A shared pattern of midfacial bone modelling in hominids suggests deep evolutionary roots for human facial morphogenesis

Midfacial morphology varies between hominoids, in particular between great apes and humans for which the face is small and retracted. The underlying developmental processes for these morphological differences are still largely unknown. Here we investigate the cellular mechanism of maxillary development (bone modelling), and how potential changes in this process may have shaped facial evolution. We analysed cross-sectional developmental series of gibbons, orangutans, gorillas, chimpanzees and present-day humans (N=183). Individuals were organized into five age groups according to their dental development.

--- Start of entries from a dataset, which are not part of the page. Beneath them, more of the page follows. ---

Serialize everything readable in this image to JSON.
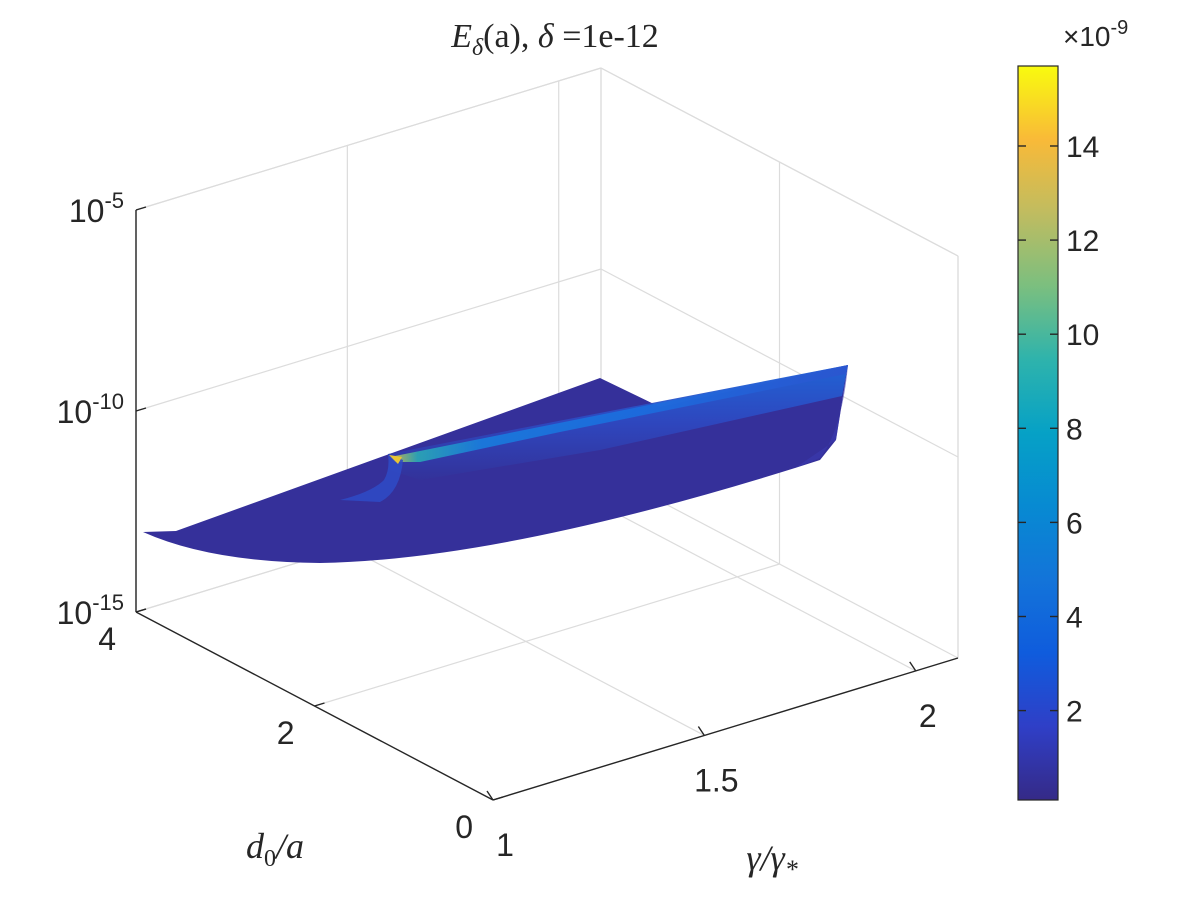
{
  "chart_data": {
    "type": "surface3d",
    "title": {
      "main": "E",
      "main_sub": "δ",
      "arg": "(a), ",
      "delta_sym": "δ",
      "eq_value": " =1e-12"
    },
    "x_axis": {
      "label_main": "γ/γ",
      "label_sub": "*",
      "ticks": [
        {
          "value": 1,
          "label": "1"
        },
        {
          "value": 1.5,
          "label": "1.5"
        },
        {
          "value": 2,
          "label": "2"
        }
      ],
      "range": [
        1,
        2.1
      ]
    },
    "y_axis": {
      "label_main": "d",
      "label_sub": "0",
      "label_rest": "/a",
      "ticks": [
        {
          "value": 0,
          "label": "0"
        },
        {
          "value": 2,
          "label": "2"
        },
        {
          "value": 4,
          "label": "4"
        }
      ],
      "range": [
        0,
        4
      ]
    },
    "z_axis": {
      "scale": "log",
      "ticks": [
        {
          "value": 1e-15,
          "base": "10",
          "exp": "-15"
        },
        {
          "value": 1e-10,
          "base": "10",
          "exp": "-10"
        },
        {
          "value": 1e-05,
          "base": "10",
          "exp": "-5"
        }
      ],
      "range": [
        1e-15,
        1e-05
      ]
    },
    "colorbar": {
      "multiplier_prefix": "×10",
      "multiplier_exp": "-9",
      "ticks": [
        {
          "value": 2,
          "label": "2"
        },
        {
          "value": 4,
          "label": "4"
        },
        {
          "value": 6,
          "label": "6"
        },
        {
          "value": 8,
          "label": "8"
        },
        {
          "value": 10,
          "label": "10"
        },
        {
          "value": 12,
          "label": "12"
        },
        {
          "value": 14,
          "label": "14"
        }
      ],
      "range": [
        0.1,
        15.7
      ],
      "colormap": "parula"
    },
    "surface": {
      "description_values": {
        "peak_z": 1.57e-08,
        "peak_at": {
          "x": 1.25,
          "y": 3.4
        },
        "typical_z": 1e-12
      }
    },
    "grid": true,
    "box": "open 3D axes"
  }
}
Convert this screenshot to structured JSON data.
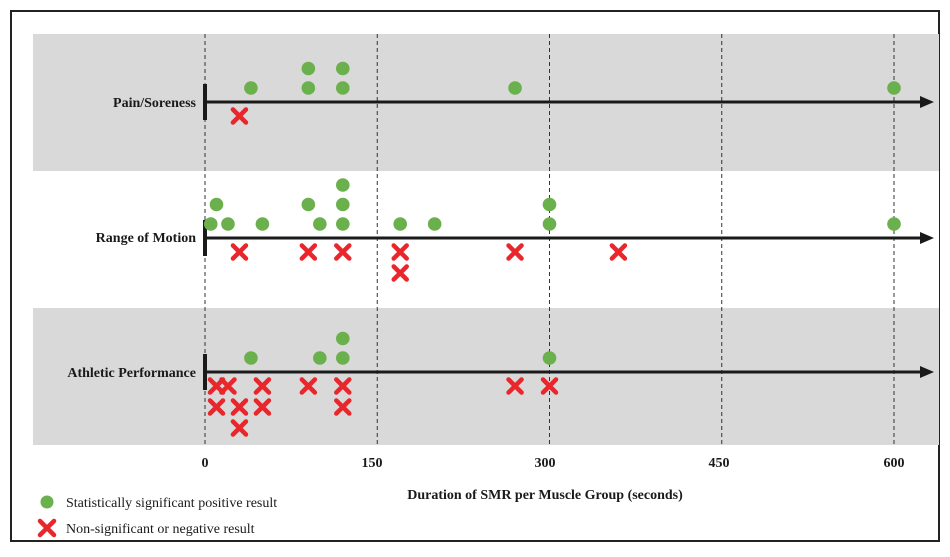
{
  "chart_data": {
    "type": "scatter",
    "title": "",
    "xlabel": "Duration of SMR per Muscle Group (seconds)",
    "xlim": [
      0,
      600
    ],
    "x_ticks": [
      0,
      150,
      300,
      450,
      600
    ],
    "x_tick_labels": [
      "0",
      "150",
      "300",
      "450",
      "600"
    ],
    "grid": "vertical dashed lines at each x tick",
    "categories": [
      "Pain/Soreness",
      "Range of Motion",
      "Athletic Performance"
    ],
    "series": [
      {
        "name": "Statistically significant positive result",
        "color": "#6ab04c",
        "marker": "circle",
        "points": [
          {
            "category": "Pain/Soreness",
            "x": 40,
            "stack": 0
          },
          {
            "category": "Pain/Soreness",
            "x": 90,
            "stack": 0
          },
          {
            "category": "Pain/Soreness",
            "x": 90,
            "stack": 1
          },
          {
            "category": "Pain/Soreness",
            "x": 120,
            "stack": 0
          },
          {
            "category": "Pain/Soreness",
            "x": 120,
            "stack": 1
          },
          {
            "category": "Pain/Soreness",
            "x": 270,
            "stack": 0
          },
          {
            "category": "Pain/Soreness",
            "x": 600,
            "stack": 0
          },
          {
            "category": "Range of Motion",
            "x": 5,
            "stack": 0
          },
          {
            "category": "Range of Motion",
            "x": 10,
            "stack": 1
          },
          {
            "category": "Range of Motion",
            "x": 20,
            "stack": 0
          },
          {
            "category": "Range of Motion",
            "x": 50,
            "stack": 0
          },
          {
            "category": "Range of Motion",
            "x": 90,
            "stack": 1
          },
          {
            "category": "Range of Motion",
            "x": 100,
            "stack": 0
          },
          {
            "category": "Range of Motion",
            "x": 120,
            "stack": 0
          },
          {
            "category": "Range of Motion",
            "x": 120,
            "stack": 1
          },
          {
            "category": "Range of Motion",
            "x": 120,
            "stack": 2
          },
          {
            "category": "Range of Motion",
            "x": 170,
            "stack": 0
          },
          {
            "category": "Range of Motion",
            "x": 200,
            "stack": 0
          },
          {
            "category": "Range of Motion",
            "x": 300,
            "stack": 0
          },
          {
            "category": "Range of Motion",
            "x": 300,
            "stack": 1
          },
          {
            "category": "Range of Motion",
            "x": 600,
            "stack": 0
          },
          {
            "category": "Athletic Performance",
            "x": 40,
            "stack": 0
          },
          {
            "category": "Athletic Performance",
            "x": 100,
            "stack": 0
          },
          {
            "category": "Athletic Performance",
            "x": 120,
            "stack": 0
          },
          {
            "category": "Athletic Performance",
            "x": 120,
            "stack": 1
          },
          {
            "category": "Athletic Performance",
            "x": 300,
            "stack": 0
          }
        ]
      },
      {
        "name": "Non-significant or negative result",
        "color": "#e8262b",
        "marker": "x",
        "points": [
          {
            "category": "Pain/Soreness",
            "x": 30,
            "stack": 0
          },
          {
            "category": "Range of Motion",
            "x": 30,
            "stack": 0
          },
          {
            "category": "Range of Motion",
            "x": 90,
            "stack": 0
          },
          {
            "category": "Range of Motion",
            "x": 120,
            "stack": 0
          },
          {
            "category": "Range of Motion",
            "x": 170,
            "stack": 0
          },
          {
            "category": "Range of Motion",
            "x": 170,
            "stack": 1
          },
          {
            "category": "Range of Motion",
            "x": 270,
            "stack": 0
          },
          {
            "category": "Range of Motion",
            "x": 360,
            "stack": 0
          },
          {
            "category": "Athletic Performance",
            "x": 10,
            "stack": 0
          },
          {
            "category": "Athletic Performance",
            "x": 20,
            "stack": 0
          },
          {
            "category": "Athletic Performance",
            "x": 50,
            "stack": 0
          },
          {
            "category": "Athletic Performance",
            "x": 90,
            "stack": 0
          },
          {
            "category": "Athletic Performance",
            "x": 120,
            "stack": 0
          },
          {
            "category": "Athletic Performance",
            "x": 270,
            "stack": 0
          },
          {
            "category": "Athletic Performance",
            "x": 300,
            "stack": 0
          },
          {
            "category": "Athletic Performance",
            "x": 10,
            "stack": 1
          },
          {
            "category": "Athletic Performance",
            "x": 30,
            "stack": 1
          },
          {
            "category": "Athletic Performance",
            "x": 50,
            "stack": 1
          },
          {
            "category": "Athletic Performance",
            "x": 120,
            "stack": 1
          },
          {
            "category": "Athletic Performance",
            "x": 30,
            "stack": 2
          }
        ]
      }
    ],
    "legend": {
      "position": "bottom-left",
      "entries": [
        {
          "label": "Statistically significant positive result",
          "marker": "circle",
          "color": "#6ab04c"
        },
        {
          "label": "Non-significant or negative result",
          "marker": "x",
          "color": "#e8262b"
        }
      ]
    },
    "band_colors": [
      "#d9d9d9",
      "#ffffff",
      "#d9d9d9"
    ]
  }
}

To visualize each species’ bone modelling pattern and corresponding morphology during ontogeny, maps based on microscopic data were mapped onto species-specific age group average shapes obtained using geometric morphometrics. The amount of bone resorption was quantified and compared between species. Great apes share a highly similar bone modelling pattern, whereas gibbons have a distinctive resorption pattern. This suggests a change in cellular activity on the hominid branch. Humans possess most of the great ape pattern, but bone resorption is high in the canine area from birth on, suggesting a key role of canine reduction in facial evolution. We also observed that humans have high levels of bone resorption during childhood, a feature not shared with other apes. Methods Microscopic data on bone modeling patterns are collected from the maxillary bones of each species. Geometric morphometric techniques are used to obtain species-specific average shapes for each age group. Maps based on microscopic data are overlaid onto the species-specific average shapes to visualize bone modeling patterns and corresponding morphological changes during ontogeny. The amount of bone resorption is quantified and compared between species.